Looking back on the past 11 months, I feel very blessed that I was able to breastfeed my baby boy. It has been a beautiful journey, but it wasn’t without pain, sweat and tears! My little man arrived via caesarean section and due to complications during the birth, he was in the neonatal icu for the first 3 days. This of course threw my plan of breastfeeding my beautiful new baby in the comfort of my private room out of the window. I was wheeled into the icu, drowsy, a bit disorientated and sweaty from the hormones and warm icu, and suddenly given my hungry newborn to feed. I think it is best to be clear that breastfeeding never came naturally to me in the beginning. All I can recall is the nurse telling me to put my arm here, move this way and that way, lift the baby up and down and to the sides, and after all of that I rarely got it right! The best position I found during the first few days was the football position with a pillow under baby. Sadly I never mastered this over time and ended up requiring every pillow in the house just to get the position and latch “right”. Fast forward two weeks and I had sore, cracked and bleeding nipples. I hope I am not the only one, but it took me so long to get the latch, that by the time I got baby on, I soldiered on hence the sore and cracked nipples. I have read about it, spoken to mums about it, but nothing quite prepares you for it. The pain was not pleasant to say the least, especially with a newborn who was feeding every 3 hours.
Despite the struggles in the beginning, I knew in my heart that I wanted to breastfeed and knew I had to try everything to get it right. I saw an experienced lactation consultant and after a few sessions, we had no success with the latch. At a crossroads, and knowing I wanted my baby to get as much breastmilk that I could provide, I decided to express my milk and bottle feed. I felt like I was failing my baby by being unable to physically feed him, but found reassurance and comfort in knowing that my baby was still getting all the important nutrients from my milk. Luckily my little man wasn’t too fussed between either breast feeding or bottle feeding so we were very fortunate. Expressing breast milk also has it challenges especially during the first few weeks when establishing milk supply and not having a spare bottle of milk on hand.

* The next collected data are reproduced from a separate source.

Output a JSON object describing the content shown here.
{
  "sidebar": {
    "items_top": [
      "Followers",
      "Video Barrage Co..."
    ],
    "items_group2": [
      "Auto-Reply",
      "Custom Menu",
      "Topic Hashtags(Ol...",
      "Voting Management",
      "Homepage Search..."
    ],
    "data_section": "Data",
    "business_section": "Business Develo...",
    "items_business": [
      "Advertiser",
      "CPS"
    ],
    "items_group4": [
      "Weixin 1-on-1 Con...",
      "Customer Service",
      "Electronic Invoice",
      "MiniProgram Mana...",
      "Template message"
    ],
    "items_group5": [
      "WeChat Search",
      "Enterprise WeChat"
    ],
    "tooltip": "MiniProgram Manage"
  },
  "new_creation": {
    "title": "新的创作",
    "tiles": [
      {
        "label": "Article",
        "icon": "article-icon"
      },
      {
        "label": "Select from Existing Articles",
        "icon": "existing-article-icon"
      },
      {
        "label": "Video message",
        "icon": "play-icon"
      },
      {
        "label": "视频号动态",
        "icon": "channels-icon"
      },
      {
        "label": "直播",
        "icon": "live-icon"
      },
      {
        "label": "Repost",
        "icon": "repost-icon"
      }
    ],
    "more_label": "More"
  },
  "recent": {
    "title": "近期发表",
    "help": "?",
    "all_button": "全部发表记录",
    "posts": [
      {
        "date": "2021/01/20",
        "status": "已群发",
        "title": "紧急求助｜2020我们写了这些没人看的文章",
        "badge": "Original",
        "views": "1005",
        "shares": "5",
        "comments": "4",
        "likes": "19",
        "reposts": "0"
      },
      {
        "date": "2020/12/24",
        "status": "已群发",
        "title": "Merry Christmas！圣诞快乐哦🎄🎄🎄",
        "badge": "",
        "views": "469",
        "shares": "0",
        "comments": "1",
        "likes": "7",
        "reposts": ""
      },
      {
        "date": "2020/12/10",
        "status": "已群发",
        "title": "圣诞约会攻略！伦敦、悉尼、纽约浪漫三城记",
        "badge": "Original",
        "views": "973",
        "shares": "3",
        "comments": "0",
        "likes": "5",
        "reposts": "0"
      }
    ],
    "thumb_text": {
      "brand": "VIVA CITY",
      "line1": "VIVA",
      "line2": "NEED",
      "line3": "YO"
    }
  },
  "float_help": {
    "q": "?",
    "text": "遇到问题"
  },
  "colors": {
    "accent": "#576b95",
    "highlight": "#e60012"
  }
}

Fast forward 3 months and after dreading the 3am express, I starting putting baby back on the breast. Fast forward another month, my baby was fully breastfed. I am still not sure what changed, but I am thankful everyday that I persevered and that I finally got to experience breastfeeding naturally. Funnily enough, it eventually became second nature to me and I finally experienced those feeding moments like you see in the movies. My little boy was fully breastfed until 10 months and slowly started to wean himself off from about 8-9 months. I was hoping to breastfeed for a year, but I am grateful that I managed to feed him for as a long as I did especially after the rocky start. It is a journey I will always treasure, and the memories shared with my boy with always remain close to my heart.

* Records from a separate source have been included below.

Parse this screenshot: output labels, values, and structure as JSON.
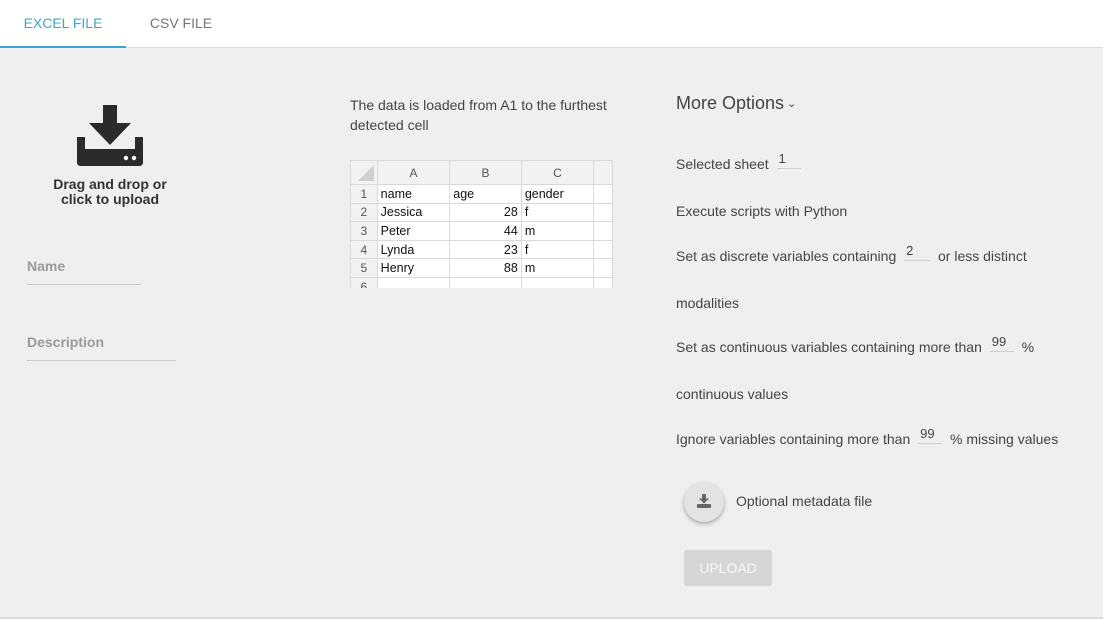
{
  "tabs": [
    {
      "label": "EXCEL FILE",
      "active": true
    },
    {
      "label": "CSV FILE",
      "active": false
    }
  ],
  "accent_color": "#3aa6d8",
  "dropzone": {
    "icon": "download-tray-icon",
    "line1": "Drag and drop or",
    "line2": "click to upload"
  },
  "fields": {
    "name_label": "Name",
    "description_label": "Description"
  },
  "info": {
    "text": "The data is loaded from A1 to the furthest detected cell"
  },
  "sheet": {
    "columns": [
      "A",
      "B",
      "C"
    ],
    "row_numbers": [
      "1",
      "2",
      "3",
      "4",
      "5",
      "6"
    ],
    "rows": [
      [
        "name",
        "age",
        "gender"
      ],
      [
        "Jessica",
        "28",
        "f"
      ],
      [
        "Peter",
        "44",
        "m"
      ],
      [
        "Lynda",
        "23",
        "f"
      ],
      [
        "Henry",
        "88",
        "m"
      ]
    ]
  },
  "options": {
    "title": "More Options",
    "selected_sheet_label": "Selected sheet",
    "selected_sheet_value": "1",
    "execute_scripts_label": "Execute scripts with Python",
    "discrete_prefix": "Set as discrete variables containing",
    "discrete_value": "2",
    "discrete_suffix": "or less distinct",
    "discrete_wrap": "modalities",
    "continuous_prefix": "Set as continuous variables containing more than",
    "continuous_value": "99",
    "continuous_suffix": "%",
    "continuous_wrap": "continuous values",
    "ignore_prefix": "Ignore variables containing more than",
    "ignore_value": "99",
    "ignore_suffix": "% missing values"
  },
  "metadata": {
    "icon": "download-icon",
    "label": "Optional metadata file"
  },
  "upload_label": "UPLOAD"
}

To all the pregnant and new moms out there, every journey is different and I think it is almost guaranteed to not go according to plan. Seek help from an experienced and qualified lactation consultant as soon as possible especially during those early days. Draw support from your partner, and include him in your journey. Look after yourself, keep hydrated and eat healthily. There are so many changes during those first few weeks that mom often forgets to look after herself too. Most importantly, enjoy every moment….even if you crying with sore nipples. Those early days are so special, and before you know it, you will be planning your baby’s first birthday party. Wishing all the special moms out there a beautiful breastfeeding journey!